Raining Cats & Dogs by Laurien Berenson

Author:Laurien Berenson [Berenson, Laurien]
Language: eng
Format: epub, mobi
Tags: Mystery
Publisher: Kensington
Published: 2005-01-01T05:00:00+00:00


15

An hour later, as Faith and I were leaving Winston Pumpernill, Minnie and Coach caught up to us on the front steps.

“I saw what you were doing in there,” she said.

I stopped and turned to face her. Faith, who’d bounded a couple of steps ahead of me, hit the end of the leash, spun a quick circle on her hindquarter, and came trotting back. She hates it when I do something she hasn’t anticipated.

“What are you talking about?” I asked. The other members of the obedience group filed around us and continued on to their cars. There was something in Minnie’s tone that I hadn’t liked at all. “I was doing the same thing you were.”
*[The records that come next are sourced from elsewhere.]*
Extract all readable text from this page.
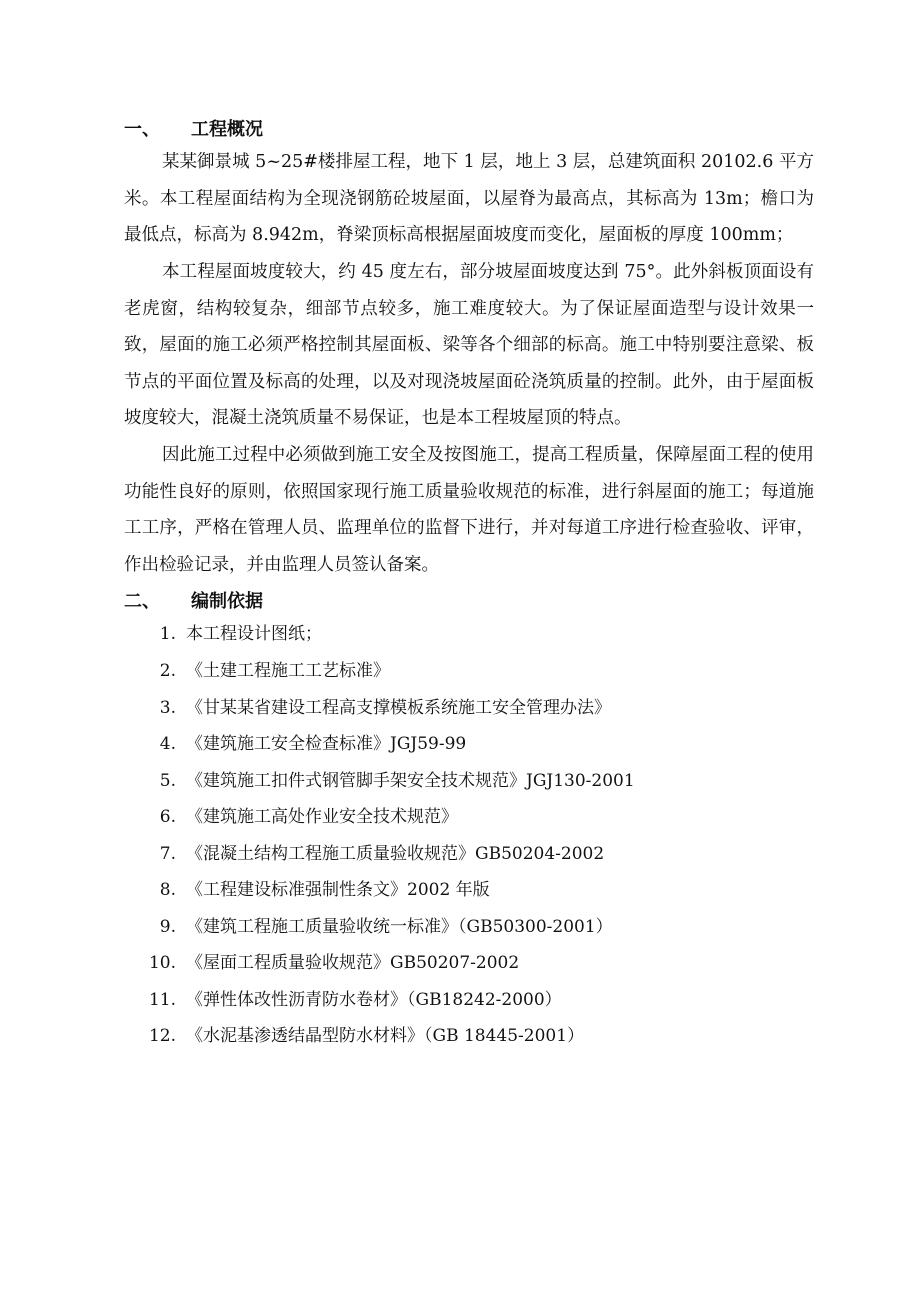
一、 工程概况

某某御景城 5~25#楼排屋工程，地下 1 层，地上 3 层，总建筑面积 20102.6 平方米。本工程屋面结构为全现浇钢筋砼坡屋面，以屋脊为最高点，其标高为 13m；檐口为最低点，标高为 8.942m，脊梁顶标高根据屋面坡度而变化，屋面板的厚度 100mm；

本工程屋面坡度较大，约 45 度左右，部分坡屋面坡度达到 75°。此外斜板顶面设有老虎窗，结构较复杂，细部节点较多，施工难度较大。为了保证屋面造型与设计效果一致，屋面的施工必须严格控制其屋面板、梁等各个细部的标高。施工中特别要注意梁、板节点的平面位置及标高的处理，以及对现浇坡屋面砼浇筑质量的控制。此外，由于屋面板坡度较大，混凝土浇筑质量不易保证，也是本工程坡屋顶的特点。

因此施工过程中必须做到施工安全及按图施工，提高工程质量，保障屋面工程的使用功能性良好的原则，依照国家现行施工质量验收规范的标准，进行斜屋面的施工；每道施工工序，严格在管理人员、监理单位的监督下进行，并对每道工序进行检查验收、评审，作出检验记录，并由监理人员签认备案。

二、 编制依据
1. 本工程设计图纸；
2. 《土建工程施工工艺标准》
3. 《甘某某省建设工程高支撑模板系统施工安全管理办法》
4. 《建筑施工安全检查标准》JGJ59-99
5. 《建筑施工扣件式钢管脚手架安全技术规范》JGJ130-2001
6. 《建筑施工高处作业安全技术规范》
7. 《混凝土结构工程施工质量验收规范》GB50204-2002
8. 《工程建设标准强制性条文》2002 年版
9. 《建筑工程施工质量验收统一标准》（GB50300-2001）
10. 《屋面工程质量验收规范》GB50207-2002
11. 《弹性体改性沥青防水卷材》（GB18242-2000）
12. 《水泥基渗透结晶型防水材料》（GB 18445-2001）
“You were asking questions.”

The administrators of the facility had a right to an opinion about my behavior. And perhaps Steve and Paul, too, since I was there under their aegis. But what I did or didn’t do was none of Minnie’s business.
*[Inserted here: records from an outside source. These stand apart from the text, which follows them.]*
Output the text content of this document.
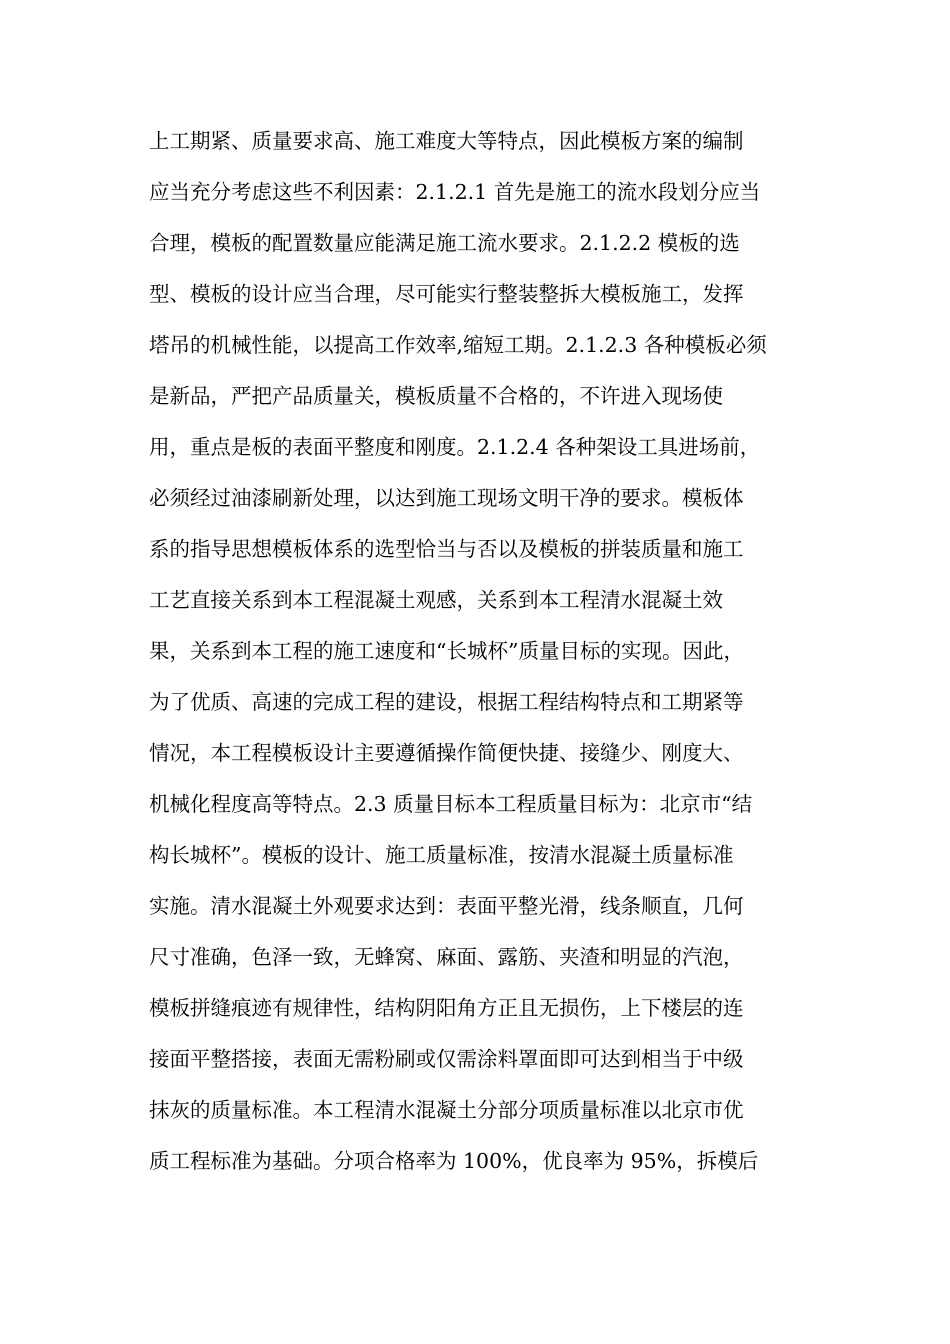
上工期紧、质量要求高、施工难度大等特点，因此模板方案的编制
应当充分考虑这些不利因素：2.1.2.1 首先是施工的流水段划分应当
合理，模板的配置数量应能满足施工流水要求。2.1.2.2 模板的选
型、模板的设计应当合理，尽可能实行整装整拆大模板施工，发挥
塔吊的机械性能，以提高工作效率,缩短工期。2.1.2.3 各种模板必须
是新品，严把产品质量关，模板质量不合格的，不许进入现场使
用，重点是板的表面平整度和刚度。2.1.2.4 各种架设工具进场前，
必须经过油漆刷新处理，以达到施工现场文明干净的要求。模板体
系的指导思想模板体系的选型恰当与否以及模板的拼装质量和施工
工艺直接关系到本工程混凝土观感，关系到本工程清水混凝土效
果，关系到本工程的施工速度和“长城杯”质量目标的实现。因此，
为了优质、高速的完成工程的建设，根据工程结构特点和工期紧等
情况，本工程模板设计主要遵循操作简便快捷、接缝少、刚度大、
机械化程度高等特点。2.3 质量目标本工程质量目标为：北京市“结
构长城杯”。模板的设计、施工质量标准，按清水混凝土质量标准
实施。清水混凝土外观要求达到：表面平整光滑，线条顺直，几何
尺寸准确，色泽一致，无蜂窝、麻面、露筋、夹渣和明显的汽泡，
模板拼缝痕迹有规律性，结构阴阳角方正且无损伤，上下楼层的连
接面平整搭接，表面无需粉刷或仅需涂料罩面即可达到相当于中级
抹灰的质量标准。本工程清水混凝土分部分项质量标准以北京市优
质工程标准为基础。分项合格率为 100%，优良率为 95%，拆模后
Keeping my voice purposely mild, I stared her down, “So?”

“So I guess that means you really are a detective, like Steve said at class.”

“Not a detective,” I corrected, “more like an interested bystander. Someone who would really like to see Mary Livingston’s murderer found and brought to justice.”

“Geez, are you for real? I thought we were just fooling around the other night. You mean you actually investigate things?”

“Sometimes.”

“And you, like, solve crimes?”

“Occasionally.”

“And you’re going to solve this one?”

With each question, Minnie’s tone had grown more incredulous. Now she was staring at me like I had suddenly grown a pair of spiked horns. Being the object of that much scrutiny was somewhat unnerving.

“I don’t know,” I said with a shrug. “We’ll see.”

I glanced down at Faith. Having been caught flatfooted a minute earlier, she was at my side, nose tipped upward, watching to see what I was going to do next. What a good dog.

I cued her with my hand and hopped down the last step. The Volvo was parked at the near end of the row. All that stood between me and the opportunity to escape was one very annoyed-looking woman. And a large Standard Schnauzer.

“But you’re working on it,” Minnie persisted, not allowing herself to be left behind.

“Yes, I suppose I am. Does that bother you?”

“Should it?”

I stopped again, exasperated. My key was out and in my hand. I’d already beeped the locks.

“I have no idea,” I said. “Is there something you’d like to talk about?”

“Oh, like what? Like you think I should confess to you?”

“That depends.” This conversation was growing stranger by the moment. “Do you have something you want to confess?”

I had a cell phone. And although I didn’t happen to know the number of the Greenwich police station, I could press nine-one-one. If Minnie wanted to confess to Mary Livingston’s murder, she could do so directly. I wouldn’t even have to be involved.

Except that Minnie didn’t answer my question.

So much for the possibility of an easy solution, I thought.

I opened the car door and loaded Faith into the backseat. The Volvo had been sitting in the sun, and the interior was warm.